Les limites du Mexique ont été révélées lorsque l’Angleterre est entrée en cinquième position, et le Congo aurait pu utiliser une meilleure équipe que la BR Congo pour démarrer aussi rapidement. Tuchel avait une équipe complète sur le terrain et aucune hauteur ni chaleur à affronter dans le stade Mercedes-Benz climatisé, donc un retour à cette approche contre l’Argentine n’était pas garanti. Même si permettre à Roberto Alvarado de faire des centres sans fin est une bonne chose, Messi a une histoire légèrement plus impressionnante en matière de buts marqués pour ses coéquipiers.

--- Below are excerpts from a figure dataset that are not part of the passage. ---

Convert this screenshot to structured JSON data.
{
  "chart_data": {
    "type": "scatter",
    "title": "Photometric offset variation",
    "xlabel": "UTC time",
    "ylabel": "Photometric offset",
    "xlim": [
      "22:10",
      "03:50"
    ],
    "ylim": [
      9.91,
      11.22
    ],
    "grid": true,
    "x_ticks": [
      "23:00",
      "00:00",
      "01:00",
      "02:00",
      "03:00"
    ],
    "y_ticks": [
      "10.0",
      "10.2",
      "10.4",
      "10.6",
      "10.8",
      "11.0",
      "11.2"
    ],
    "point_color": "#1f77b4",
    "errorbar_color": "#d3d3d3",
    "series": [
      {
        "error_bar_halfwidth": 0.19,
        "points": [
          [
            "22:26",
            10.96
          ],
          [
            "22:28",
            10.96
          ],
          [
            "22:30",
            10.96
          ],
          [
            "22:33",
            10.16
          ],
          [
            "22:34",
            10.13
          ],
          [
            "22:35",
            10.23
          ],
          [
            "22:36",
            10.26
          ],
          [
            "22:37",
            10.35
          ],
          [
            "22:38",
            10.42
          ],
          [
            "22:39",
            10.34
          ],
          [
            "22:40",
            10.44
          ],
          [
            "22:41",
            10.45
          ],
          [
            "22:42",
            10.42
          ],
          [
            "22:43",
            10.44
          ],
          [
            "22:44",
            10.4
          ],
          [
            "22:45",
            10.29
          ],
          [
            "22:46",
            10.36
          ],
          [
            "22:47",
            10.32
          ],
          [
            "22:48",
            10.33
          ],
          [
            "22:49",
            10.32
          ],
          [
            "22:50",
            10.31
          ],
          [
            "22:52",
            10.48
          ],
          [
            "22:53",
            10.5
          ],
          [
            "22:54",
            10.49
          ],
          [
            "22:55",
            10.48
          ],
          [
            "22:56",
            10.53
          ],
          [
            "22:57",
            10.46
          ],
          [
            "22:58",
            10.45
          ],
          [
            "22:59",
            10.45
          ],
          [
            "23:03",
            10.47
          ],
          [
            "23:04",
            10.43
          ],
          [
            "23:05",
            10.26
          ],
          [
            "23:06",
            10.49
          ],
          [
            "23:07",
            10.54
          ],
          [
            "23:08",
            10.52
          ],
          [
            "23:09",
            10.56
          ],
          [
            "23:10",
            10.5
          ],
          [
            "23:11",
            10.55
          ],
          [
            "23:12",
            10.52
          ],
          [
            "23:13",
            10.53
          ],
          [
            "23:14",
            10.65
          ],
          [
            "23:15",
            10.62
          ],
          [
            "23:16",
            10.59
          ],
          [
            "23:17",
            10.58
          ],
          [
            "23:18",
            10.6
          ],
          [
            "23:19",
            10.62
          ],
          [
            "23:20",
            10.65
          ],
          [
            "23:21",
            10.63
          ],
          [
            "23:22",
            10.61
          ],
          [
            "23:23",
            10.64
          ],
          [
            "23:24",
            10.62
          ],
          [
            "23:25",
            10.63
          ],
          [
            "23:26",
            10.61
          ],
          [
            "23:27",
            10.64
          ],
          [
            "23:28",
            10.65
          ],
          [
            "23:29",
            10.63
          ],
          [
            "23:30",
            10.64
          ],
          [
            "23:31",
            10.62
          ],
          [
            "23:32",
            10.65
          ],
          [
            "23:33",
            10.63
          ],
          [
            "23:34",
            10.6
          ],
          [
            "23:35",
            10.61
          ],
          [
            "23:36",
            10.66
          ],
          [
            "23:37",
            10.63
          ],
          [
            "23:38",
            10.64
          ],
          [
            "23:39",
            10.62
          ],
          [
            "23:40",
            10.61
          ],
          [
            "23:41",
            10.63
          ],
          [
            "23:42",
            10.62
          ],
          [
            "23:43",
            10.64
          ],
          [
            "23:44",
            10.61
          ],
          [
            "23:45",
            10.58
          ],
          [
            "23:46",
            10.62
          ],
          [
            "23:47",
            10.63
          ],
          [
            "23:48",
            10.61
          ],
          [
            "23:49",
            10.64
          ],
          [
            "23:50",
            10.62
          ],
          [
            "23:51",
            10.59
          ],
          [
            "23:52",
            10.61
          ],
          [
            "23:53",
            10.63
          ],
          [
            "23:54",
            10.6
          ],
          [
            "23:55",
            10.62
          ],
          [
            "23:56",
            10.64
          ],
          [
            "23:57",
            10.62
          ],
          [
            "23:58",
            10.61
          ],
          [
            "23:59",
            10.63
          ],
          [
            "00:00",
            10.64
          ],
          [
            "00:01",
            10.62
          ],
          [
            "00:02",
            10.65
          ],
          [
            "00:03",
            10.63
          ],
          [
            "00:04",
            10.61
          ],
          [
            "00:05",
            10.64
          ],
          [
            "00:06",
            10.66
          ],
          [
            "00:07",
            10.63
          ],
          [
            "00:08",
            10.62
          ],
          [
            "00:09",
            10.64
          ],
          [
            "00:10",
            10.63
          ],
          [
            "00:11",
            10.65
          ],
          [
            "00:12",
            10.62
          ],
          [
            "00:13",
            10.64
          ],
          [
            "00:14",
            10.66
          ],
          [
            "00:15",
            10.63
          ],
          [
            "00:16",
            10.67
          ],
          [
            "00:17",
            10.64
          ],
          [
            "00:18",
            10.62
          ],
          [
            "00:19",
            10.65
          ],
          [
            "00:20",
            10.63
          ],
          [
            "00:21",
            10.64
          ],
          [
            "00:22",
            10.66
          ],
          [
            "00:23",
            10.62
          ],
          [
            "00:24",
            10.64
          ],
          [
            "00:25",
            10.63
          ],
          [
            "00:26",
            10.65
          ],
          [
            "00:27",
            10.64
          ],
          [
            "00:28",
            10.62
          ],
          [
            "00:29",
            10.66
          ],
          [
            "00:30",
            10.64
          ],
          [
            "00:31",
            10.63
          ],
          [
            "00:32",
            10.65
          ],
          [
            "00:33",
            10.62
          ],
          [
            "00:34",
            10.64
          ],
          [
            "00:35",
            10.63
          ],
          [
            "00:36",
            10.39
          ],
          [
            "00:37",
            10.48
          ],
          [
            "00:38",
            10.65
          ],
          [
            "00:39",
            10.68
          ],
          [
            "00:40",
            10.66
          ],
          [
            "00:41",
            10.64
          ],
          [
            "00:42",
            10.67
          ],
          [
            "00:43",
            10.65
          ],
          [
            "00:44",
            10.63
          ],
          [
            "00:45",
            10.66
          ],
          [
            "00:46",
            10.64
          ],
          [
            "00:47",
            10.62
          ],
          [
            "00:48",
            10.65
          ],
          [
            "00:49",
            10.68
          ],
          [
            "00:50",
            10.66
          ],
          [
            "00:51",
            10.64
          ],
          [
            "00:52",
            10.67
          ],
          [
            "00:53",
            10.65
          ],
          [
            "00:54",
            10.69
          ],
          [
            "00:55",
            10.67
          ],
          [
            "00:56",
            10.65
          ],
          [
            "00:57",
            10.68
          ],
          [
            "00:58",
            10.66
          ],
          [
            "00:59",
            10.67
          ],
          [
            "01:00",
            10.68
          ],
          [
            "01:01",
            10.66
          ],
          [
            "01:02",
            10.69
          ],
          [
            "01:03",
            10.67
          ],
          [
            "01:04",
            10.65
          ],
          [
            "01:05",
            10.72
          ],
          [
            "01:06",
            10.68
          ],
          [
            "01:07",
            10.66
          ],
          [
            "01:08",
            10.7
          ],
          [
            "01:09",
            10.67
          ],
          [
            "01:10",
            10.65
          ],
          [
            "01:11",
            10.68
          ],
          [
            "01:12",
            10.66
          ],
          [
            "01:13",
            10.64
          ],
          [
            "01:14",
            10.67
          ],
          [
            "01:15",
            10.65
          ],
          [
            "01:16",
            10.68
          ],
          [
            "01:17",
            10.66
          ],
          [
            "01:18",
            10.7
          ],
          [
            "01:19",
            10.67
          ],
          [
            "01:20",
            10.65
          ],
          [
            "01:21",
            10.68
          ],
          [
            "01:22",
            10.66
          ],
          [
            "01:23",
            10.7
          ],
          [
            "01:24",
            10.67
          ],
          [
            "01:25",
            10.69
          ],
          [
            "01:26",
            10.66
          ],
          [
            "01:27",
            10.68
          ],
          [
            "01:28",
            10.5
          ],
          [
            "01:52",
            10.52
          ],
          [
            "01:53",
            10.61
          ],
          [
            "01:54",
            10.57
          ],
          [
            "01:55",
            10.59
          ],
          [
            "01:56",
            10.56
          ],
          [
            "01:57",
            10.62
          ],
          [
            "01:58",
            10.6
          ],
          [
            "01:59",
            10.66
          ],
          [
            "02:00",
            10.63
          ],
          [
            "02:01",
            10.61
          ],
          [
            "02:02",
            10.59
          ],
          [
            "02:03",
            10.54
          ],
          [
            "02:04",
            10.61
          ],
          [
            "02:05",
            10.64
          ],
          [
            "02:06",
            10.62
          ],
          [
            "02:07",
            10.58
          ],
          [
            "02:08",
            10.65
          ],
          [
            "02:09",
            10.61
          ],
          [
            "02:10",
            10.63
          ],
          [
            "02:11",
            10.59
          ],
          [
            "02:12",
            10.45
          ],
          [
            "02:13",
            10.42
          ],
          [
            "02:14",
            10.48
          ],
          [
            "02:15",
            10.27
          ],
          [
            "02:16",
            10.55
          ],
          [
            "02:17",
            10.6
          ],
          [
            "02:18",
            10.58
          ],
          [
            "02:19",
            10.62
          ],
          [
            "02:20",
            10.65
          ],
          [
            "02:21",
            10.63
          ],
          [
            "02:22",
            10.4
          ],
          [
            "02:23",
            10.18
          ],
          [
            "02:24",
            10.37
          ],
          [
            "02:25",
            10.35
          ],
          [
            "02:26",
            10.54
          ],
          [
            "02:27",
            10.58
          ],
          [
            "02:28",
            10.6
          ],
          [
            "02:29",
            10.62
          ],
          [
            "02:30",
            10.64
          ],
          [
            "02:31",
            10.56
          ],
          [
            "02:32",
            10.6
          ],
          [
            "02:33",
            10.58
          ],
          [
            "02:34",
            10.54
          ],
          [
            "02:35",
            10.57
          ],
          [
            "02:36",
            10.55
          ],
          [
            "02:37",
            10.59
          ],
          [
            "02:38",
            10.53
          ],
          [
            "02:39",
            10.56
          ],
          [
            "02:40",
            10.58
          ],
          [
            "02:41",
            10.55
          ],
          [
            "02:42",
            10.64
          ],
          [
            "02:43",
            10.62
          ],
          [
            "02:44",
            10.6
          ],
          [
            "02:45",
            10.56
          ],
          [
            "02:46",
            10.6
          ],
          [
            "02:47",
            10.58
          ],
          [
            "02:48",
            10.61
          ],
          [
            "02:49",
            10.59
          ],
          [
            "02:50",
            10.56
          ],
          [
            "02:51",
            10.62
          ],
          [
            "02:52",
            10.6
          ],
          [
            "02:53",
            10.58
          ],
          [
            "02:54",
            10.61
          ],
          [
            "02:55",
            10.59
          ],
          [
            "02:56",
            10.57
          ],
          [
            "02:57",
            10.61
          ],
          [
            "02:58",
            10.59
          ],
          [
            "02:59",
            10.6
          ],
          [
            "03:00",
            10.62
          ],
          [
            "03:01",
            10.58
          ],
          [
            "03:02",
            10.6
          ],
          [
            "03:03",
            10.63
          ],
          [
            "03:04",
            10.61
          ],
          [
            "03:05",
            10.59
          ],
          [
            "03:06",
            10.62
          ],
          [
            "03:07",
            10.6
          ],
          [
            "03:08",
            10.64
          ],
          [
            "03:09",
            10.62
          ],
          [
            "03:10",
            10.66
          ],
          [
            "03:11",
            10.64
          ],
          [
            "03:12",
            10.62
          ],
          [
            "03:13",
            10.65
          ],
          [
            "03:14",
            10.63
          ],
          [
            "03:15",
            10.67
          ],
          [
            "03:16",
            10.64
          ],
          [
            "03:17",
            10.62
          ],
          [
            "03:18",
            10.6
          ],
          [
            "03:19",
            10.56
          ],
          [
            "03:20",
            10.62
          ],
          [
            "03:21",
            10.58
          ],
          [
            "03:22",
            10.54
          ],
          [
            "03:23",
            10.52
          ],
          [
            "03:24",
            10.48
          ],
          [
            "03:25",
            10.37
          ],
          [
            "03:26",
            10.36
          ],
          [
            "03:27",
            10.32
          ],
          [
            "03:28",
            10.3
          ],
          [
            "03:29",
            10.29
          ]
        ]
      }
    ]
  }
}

Le changement de Tuchel au premier tour contre la Norvège était bien pire que la décision qu’il avait prise en demi-finale, mais il était temps de se rattraper pour avoir complètement raté son milieu de terrain. Cette exemption a été accordée en raison du manque de menaces en dehors d’Erling Haaland et de Martin Ødegaard. Arrêter Messi est une chose, mais il faut ensuite penser à arrêter le milieu de terrain de 145 millions de dollars.
Comme Tuchel lui-même l’a dit : L’Angleterre a eu la chance d’atteindre les demi-finales. Il faudrait encore un peu de chance pour se qualifier pour la finale.
Où va-t-il depuis l’Angleterre ?

“Aucun regret.” Après la sortie de l’Angleterre de la Coupe du monde, Tuchel a répété ces mots et a tenté de les convaincre. BBC SportKelly Sommers. Le directeur lui-même semblait les croire.
La FA partage sa confiance dans le changement de tactique de Tuchel. L’atmosphère qui a précédé la compétition était tendue : la FA était tellement inquiète que Tuchel soit débauché dans un club d’élite qu’elle lui a accordé une prolongation de contrat jusqu’à la fin du Championnat d’Europe 2028 en février. Après le licenciement, le directeur général de la FA, Mark Bullingham, a déclaré : “Les joueurs et Thomas ont tout donné aujourd’hui et l’équipe, les entraîneurs et le staff n’auraient pas pu travailler plus dur pendant le tournoi.”
Tuchel avait déjà un œil sur le tournoi, qui sera co-organisé par l’Angleterre, l’Écosse, le Pays de Galles et la République d’Irlande. “Bien sûr, nous continuerons le contrat jusqu’à ce que nous gagnions l’Euro, j’attends cela avec impatience.”
Cependant, si l’on en croit Tuchel AngleterreLe fait que son retrait ait été imposé aux joueurs plutôt que son propre plan de jeu suggère qu’un changement psychologique majeur devra être opéré dans les années à venir.
Cela peut être confirmé par deux athlètes qualifiés pour la finale du Championnat du monde. Après 2008, l’Espagne a échoué plus timidement que l’Angleterre pendant des décennies avant que la révolution de la propriété ne propulse La Roja vers de nouveaux sommets. Après la Coupe du Monde 2018, avant l’arrivée de Lionel Scaloni, l’Argentine avait Messi à son apogée mais n’avait pas remporté de trophée majeur depuis 28 ans.
“Ce sont les matchs dont vous rêvez”, a déclaré Tuchel avant le coup d’envoi avec un sourire triste. En fin de compte, le match s’est transformé en un cauchemar bien trop familier pour l’Angleterre.